The essays, divided into various sections, discuss what the author calls the “triple transition (economic, political and social)” — a huge, complex and “expectedly a messy” undertaking that India is going through. It is the economic transition that is the most significant. And, as the author says, the first decade of this century has seen global attention turn to India, “thankfully largely for positive reasons.” So the canvas of the book is vast and the subject topical.

Lack of context

But the problem with Many Futures of India lies is the fact that even within one section, subjects covered are unrelated. Take the last section, ‘‘South Asia: India's Role'', as an example. The section has three essays, the first on India taking the initiative in “ensuring a stable, peaceful and prosperous South Asia.”

The second essay in this section talks of the Nepal Prime Minister's “appearances and utterances in Delhi over the last two days” being a study in contrast. And the last essay talks of July's Indo-Pakistani joint statement. These three essays are significant in themselves and do make a point or two on the role that India can play in the region, but the lack of context will be a big negative for an average reader. Though such a problem is bound to crop up if topical and timely columns in newspapers are compiled into a book, it should have been addressed. The section on “India and Global Governance” is perhaps the best part of the book as it cogently talks of the G-20 and the second G-20 summit held in London. It also provides an in-depth account of two international conferences (held in Kiel, Germany and Delhi) which focused on the issues on the agenda for the 2009 G-20 summit. The author participated in both these conferences; his comments are, therefore, both insightful and informative.

Lessons on agriculture

Another section that is interesting is the one on reforms that are still needed because it draws interesting examples from the rest of the world and the lessons that India can perhaps learn from countries such as Korea and Argentina.

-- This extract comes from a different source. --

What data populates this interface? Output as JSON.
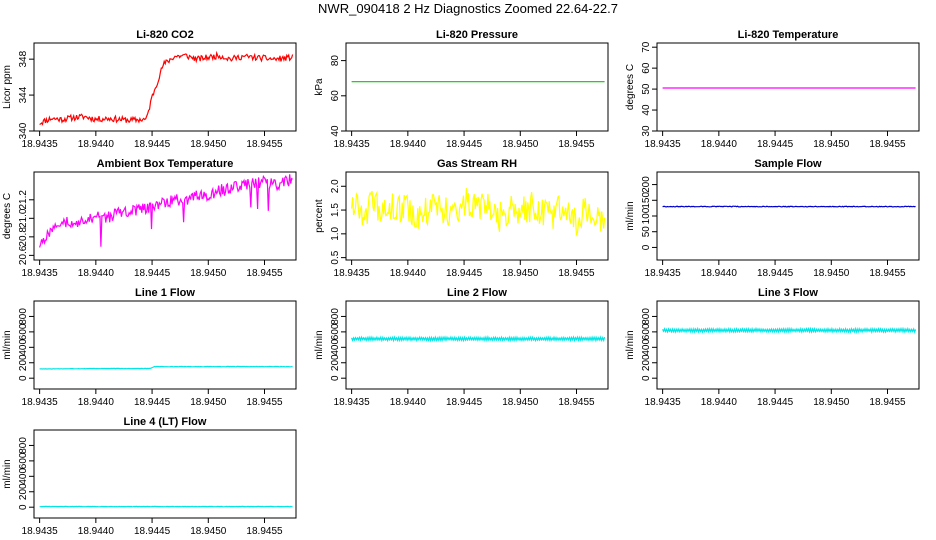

The essay on Argentina talks about that country's agriculture, which is highly modernised and profitable, thanks to the latest practices adopted by the farmers“These examples should be of immediate and direct interest to India,” says the author, adding, “Yet my apprehension is that none of these relevant global practices will find their way into Indian agriculture as long as the government has the exclusive mandate for modernising the sector.”

There are some other essays that are are equally insightful. For instance, the one on the three critical reform priorities at the time of the United Progressive Alliance coming to power — of sustaining high economic growth of not less than 8 per cent, improving the delivery of public goods and services and rejuvenating Indian agriculture — are issues that continue to be important even today.